袁磬的目光冷的可怕:“梁王,不要再挑戰我的底線了,別忘了你的身份是什麼!”
李遺同樣強硬:“我說了,不走。”
周延一言不發,歸根結底,今日之事的根源在他當年的一念之差,自己實在是不好說什麼。
袁磬氣急,冷冷笑道:“忍了你一路,只覺得你衝動,意氣行事,遠遠沒想到是超出我意料的蠢!你們這等人,根本不能共事。”
李遺也不惱:“真是讓你失望了。”
抱起瑤瑤,讓周延在附近尋一處落腳地。
眼看他動真格的,袁磬不加阻攔,只是淡淡道:“你顧得上這頭,還顧得上金陵嗎?提醒你,謝曛在金陵為官,謝家小輩也獨獨謝卞,徵召入京了。”
李遺猛地轉身:“什麼時候?”
袁磬瞥他一眼,答非所問道:“梁王,你此行是大魏國使,你只記住此事就好。一切按部就班,無人挑你的毛病,最後也是皆大歡喜的結局。沒必要自尋苦惱。”
李遺知道袁磬與他互相看不上,但是直到今日撕開表面的和諧,李遺才發現自己不知何時已經忘了眼前這位是江南年輕一代翹楚,空間上的距離讓自己忽略了這是一個靠心計讓大魏皇帝降階相迎的人。

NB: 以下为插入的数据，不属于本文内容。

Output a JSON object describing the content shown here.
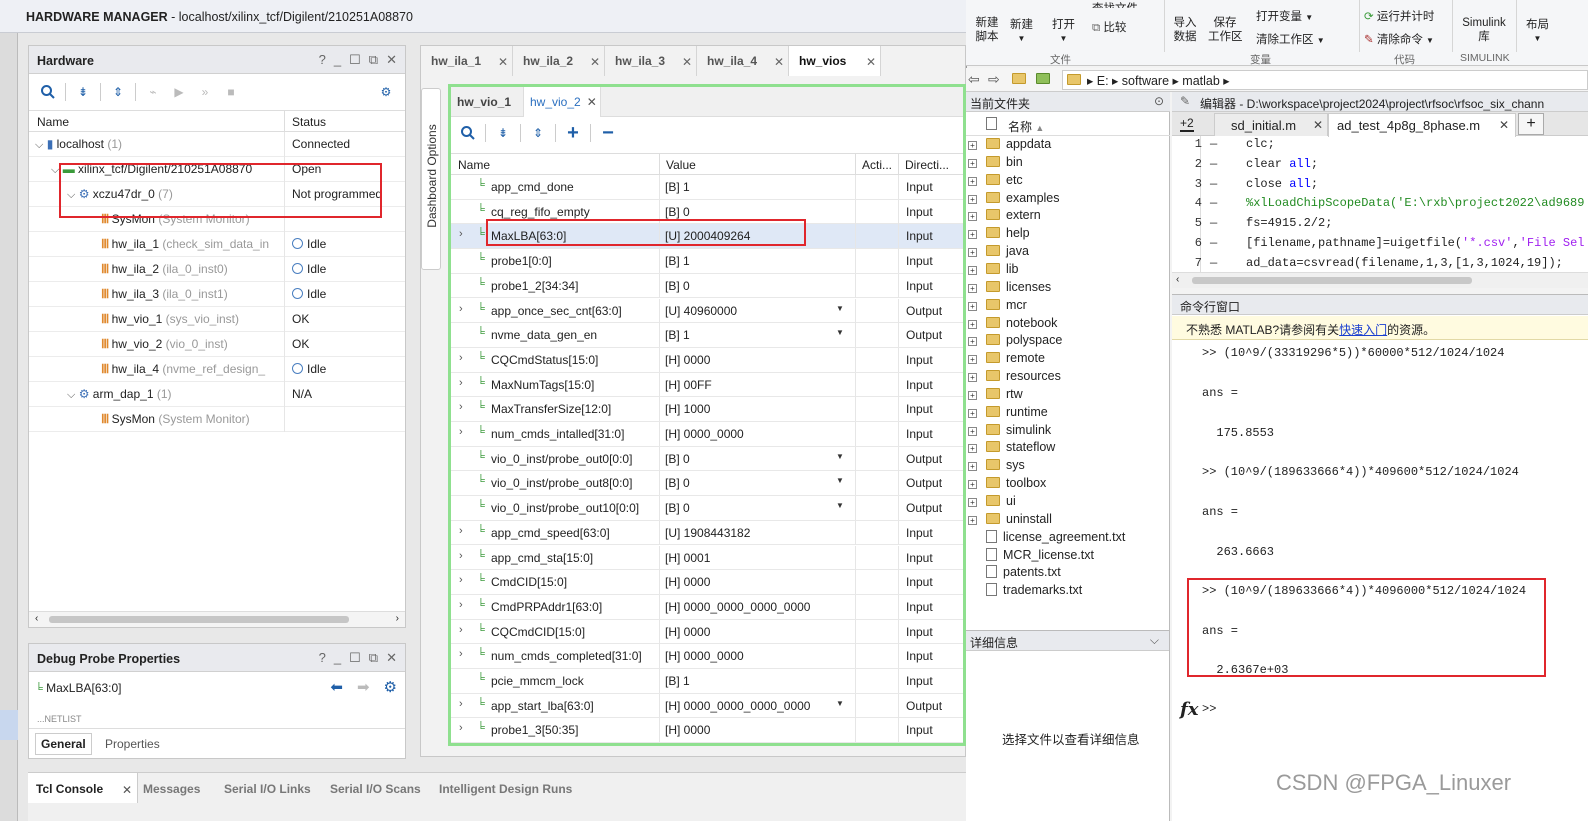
{
  "vivado": {
    "title_bold": "HARDWARE MANAGER",
    "title_rest": " - localhost/xilinx_tcf/Digilent/210251A08870",
    "hardware": {
      "title": "Hardware",
      "col_name": "Name",
      "col_status": "Status",
      "rows": [
        {
          "name": "localhost",
          "extra": " (1)",
          "status": "Connected"
        },
        {
          "name": "xilinx_tcf/Digilent/210251A08870",
          "extra": "",
          "status": "Open"
        },
        {
          "name": "xczu47dr_0",
          "extra": " (7)",
          "status": "Not programmed"
        },
        {
          "name": "SysMon",
          "extra": " (System Monitor)",
          "status": ""
        },
        {
          "name": "hw_ila_1",
          "extra": " (check_sim_data_in",
          "status": "Idle"
        },
        {
          "name": "hw_ila_2",
          "extra": " (ila_0_inst0)",
          "status": "Idle"
        },
        {
          "name": "hw_ila_3",
          "extra": " (ila_0_inst1)",
          "status": "Idle"
        },
        {
          "name": "hw_vio_1",
          "extra": " (sys_vio_inst)",
          "status": "OK"
        },
        {
          "name": "hw_vio_2",
          "extra": " (vio_0_inst)",
          "status": "OK"
        },
        {
          "name": "hw_ila_4",
          "extra": " (nvme_ref_design_",
          "status": "Idle"
        },
        {
          "name": "arm_dap_1",
          "extra": " (1)",
          "status": "N/A"
        },
        {
          "name": "SysMon",
          "extra": " (System Monitor)",
          "status": ""
        }
      ]
    },
    "debug_probe": {
      "title": "Debug Probe Properties",
      "selected": "MaxLBA[63:0]",
      "partial": "...NETLIST",
      "tab_general": "General",
      "tab_properties": "Properties"
    },
    "dashboard_tabs": [
      "hw_ila_1",
      "hw_ila_2",
      "hw_ila_3",
      "hw_ila_4",
      "hw_vios"
    ],
    "dashboard_options": "Dashboard Options",
    "vio_tabs": [
      "hw_vio_1",
      "hw_vio_2"
    ],
    "vio_cols": {
      "name": "Name",
      "value": "Value",
      "activity": "Acti...",
      "direction": "Directi..."
    },
    "vio_rows": [
      {
        "name": "app_cmd_done",
        "value": "[B] 1",
        "dir": "Input",
        "exp": false,
        "dd": false
      },
      {
        "name": "cq_reg_fifo_empty",
        "value": "[B] 0",
        "dir": "Input",
        "exp": false,
        "dd": false
      },
      {
        "name": "MaxLBA[63:0]",
        "value": "[U] 2000409264",
        "dir": "Input",
        "exp": true,
        "dd": false
      },
      {
        "name": "probe1[0:0]",
        "value": "[B] 1",
        "dir": "Input",
        "exp": false,
        "dd": false
      },
      {
        "name": "probe1_2[34:34]",
        "value": "[B] 0",
        "dir": "Input",
        "exp": false,
        "dd": false
      },
      {
        "name": "app_once_sec_cnt[63:0]",
        "value": "[U] 40960000",
        "dir": "Output",
        "exp": true,
        "dd": true
      },
      {
        "name": "nvme_data_gen_en",
        "value": "[B] 1",
        "dir": "Output",
        "exp": false,
        "dd": true
      },
      {
        "name": "CQCmdStatus[15:0]",
        "value": "[H] 0000",
        "dir": "Input",
        "exp": true,
        "dd": false
      },
      {
        "name": "MaxNumTags[15:0]",
        "value": "[H] 00FF",
        "dir": "Input",
        "exp": true,
        "dd": false
      },
      {
        "name": "MaxTransferSize[12:0]",
        "value": "[H] 1000",
        "dir": "Input",
        "exp": true,
        "dd": false
      },
      {
        "name": "num_cmds_intalled[31:0]",
        "value": "[H] 0000_0000",
        "dir": "Input",
        "exp": true,
        "dd": false
      },
      {
        "name": "vio_0_inst/probe_out0[0:0]",
        "value": "[B] 0",
        "dir": "Output",
        "exp": false,
        "dd": true
      },
      {
        "name": "vio_0_inst/probe_out8[0:0]",
        "value": "[B] 0",
        "dir": "Output",
        "exp": false,
        "dd": true
      },
      {
        "name": "vio_0_inst/probe_out10[0:0]",
        "value": "[B] 0",
        "dir": "Output",
        "exp": false,
        "dd": true
      },
      {
        "name": "app_cmd_speed[63:0]",
        "value": "[U] 1908443182",
        "dir": "Input",
        "exp": true,
        "dd": false
      },
      {
        "name": "app_cmd_sta[15:0]",
        "value": "[H] 0001",
        "dir": "Input",
        "exp": true,
        "dd": false
      },
      {
        "name": "CmdCID[15:0]",
        "value": "[H] 0000",
        "dir": "Input",
        "exp": true,
        "dd": false
      },
      {
        "name": "CmdPRPAddr1[63:0]",
        "value": "[H] 0000_0000_0000_0000",
        "dir": "Input",
        "exp": true,
        "dd": false
      },
      {
        "name": "CQCmdCID[15:0]",
        "value": "[H] 0000",
        "dir": "Input",
        "exp": true,
        "dd": false
      },
      {
        "name": "num_cmds_completed[31:0]",
        "value": "[H] 0000_0000",
        "dir": "Input",
        "exp": true,
        "dd": false
      },
      {
        "name": "pcie_mmcm_lock",
        "value": "[B] 1",
        "dir": "Input",
        "exp": false,
        "dd": false
      },
      {
        "name": "app_start_lba[63:0]",
        "value": "[H] 0000_0000_0000_0000",
        "dir": "Output",
        "exp": true,
        "dd": true
      },
      {
        "name": "probe1_3[50:35]",
        "value": "[H] 0000",
        "dir": "Input",
        "exp": true,
        "dd": false
      }
    ],
    "bottom_tabs": [
      "Tcl Console",
      "Messages",
      "Serial I/O Links",
      "Serial I/O Scans",
      "Intelligent Design Runs"
    ]
  },
  "matlab": {
    "toolstrip": {
      "new_script": "新建\n脚本",
      "new": "新建",
      "open": "打开",
      "find_files": "查找文件",
      "compare": "比较",
      "import_data": "导入\n数据",
      "save_workspace": "保存\n工作区",
      "open_variable": "打开变量",
      "clear_workspace": "清除工作区",
      "run_and_time": "运行并计时",
      "clear_commands": "清除命令",
      "simulink": "Simulink\n库",
      "layout": "布局",
      "sec_file": "文件",
      "sec_variable": "变量",
      "sec_code": "代码",
      "sec_simulink": "SIMULINK"
    },
    "path": [
      "E:",
      "software",
      "matlab"
    ],
    "current_folder": {
      "title": "当前文件夹",
      "col_name": "名称",
      "folders": [
        "appdata",
        "bin",
        "etc",
        "examples",
        "extern",
        "help",
        "java",
        "lib",
        "licenses",
        "mcr",
        "notebook",
        "polyspace",
        "remote",
        "resources",
        "rtw",
        "runtime",
        "simulink",
        "stateflow",
        "sys",
        "toolbox",
        "ui",
        "uninstall"
      ],
      "files": [
        "license_agreement.txt",
        "MCR_license.txt",
        "patents.txt",
        "trademarks.txt"
      ]
    },
    "details": {
      "title": "详细信息",
      "hint": "选择文件以查看详细信息"
    },
    "editor": {
      "title": "编辑器 - D:\\workspace\\project2024\\project\\rfsoc\\rfsoc_six_chann",
      "tab_more": "+2",
      "tabs": [
        "sd_initial.m",
        "ad_test_4p8g_8phase.m"
      ],
      "lines": [
        {
          "n": "1",
          "parts": [
            [
              "",
              "clc;"
            ]
          ]
        },
        {
          "n": "2",
          "parts": [
            [
              "",
              "clear "
            ],
            [
              "kw",
              "all"
            ],
            [
              "",
              ";"
            ]
          ]
        },
        {
          "n": "3",
          "parts": [
            [
              "",
              "close "
            ],
            [
              "kw",
              "all"
            ],
            [
              "",
              ";"
            ]
          ]
        },
        {
          "n": "4",
          "parts": [
            [
              "cm",
              "%xlLoadChipScopeData('E:\\rxb\\project2022\\ad9689"
            ]
          ]
        },
        {
          "n": "5",
          "parts": [
            [
              "",
              "fs=4915.2/2;"
            ]
          ]
        },
        {
          "n": "6",
          "parts": [
            [
              "",
              "[filename,pathname]=uigetfile("
            ],
            [
              "str",
              "'*.csv'"
            ],
            [
              "",
              ","
            ],
            [
              "str",
              "'File Sel"
            ]
          ]
        },
        {
          "n": "7",
          "parts": [
            [
              "",
              "ad_data=csvread(filename,1,3,[1,3,1024,19]);"
            ]
          ]
        }
      ]
    },
    "command_window": {
      "title": "命令行窗口",
      "notice_pre": "不熟悉 MATLAB?请参阅有关",
      "notice_link": "快速入门",
      "notice_post": "的资源。",
      "cmd1": ">> (10^9/(33319296*5))*60000*512/1024/1024",
      "ans1_label": "ans =",
      "ans1": "  175.8553",
      "cmd2": ">> (10^9/(189633666*4))*409600*512/1024/1024",
      "ans2_label": "ans =",
      "ans2": "  263.6663",
      "cmd3": ">> (10^9/(189633666*4))*4096000*512/1024/1024",
      "ans3_label": "ans =",
      "ans3": "  2.6367e+03",
      "prompt": ">>",
      "fx": "fx"
    }
  },
  "watermark": "CSDN @FPGA_Linuxer"
}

袁磬這一路來藏拙也好,算計也罷,李遺對他的防備還是少了太多,顧得上眼前,卻把其他地方完全暴露在他的盤算之下。
眼下襬在他面前的根本不是一道選擇題,李遺別無選擇。
僵持不下之中,周延硬著頭皮接過瑤瑤:“交給我吧,我派順命營的兄弟在這裡摸排。”
李遺看向他,不語。
周延道:“就當是我補償你的。”
遲疑著,李遺還是鬆開了手將瑤瑤交給周延。
對周延這類尚有良知的人而言,愧疚要比海誓山盟可靠。
從袁磬身邊走回戰馬,李遺一言不發。
袁磬眼中是不加掩飾的鄙夷。
假使今日這個梁王一意孤行,自己也許會不那麼輕蔑,但至於高看一眼?
不可能的事。
無論出身,還是他優柔寡斷,衝動肆意的行事風格。
袁磬讓自己一視同仁他已經是修養極好了,從出生就決定的事情,後天的奇遇再好,也改變不了什麼。
周延在前帶路,向黎綱駐紮的地方行去。
李遺與袁磬並列同行,不言不語,氣氛尷尬又沉悶。
可環顧四周,整個使團中,不是大魏的人,就是袁家的人,再不然就是羌騎。
李遺不得不感到無盡的孤單,這是一種身處人群中卻心知肚明其他人都在對立面卻無法排遣的悲哀。
下山之後,路過憐人營地邊緣地帶,又路過昨日觀看到的那片吞沒了百餘騎前鋒的詭異樹林。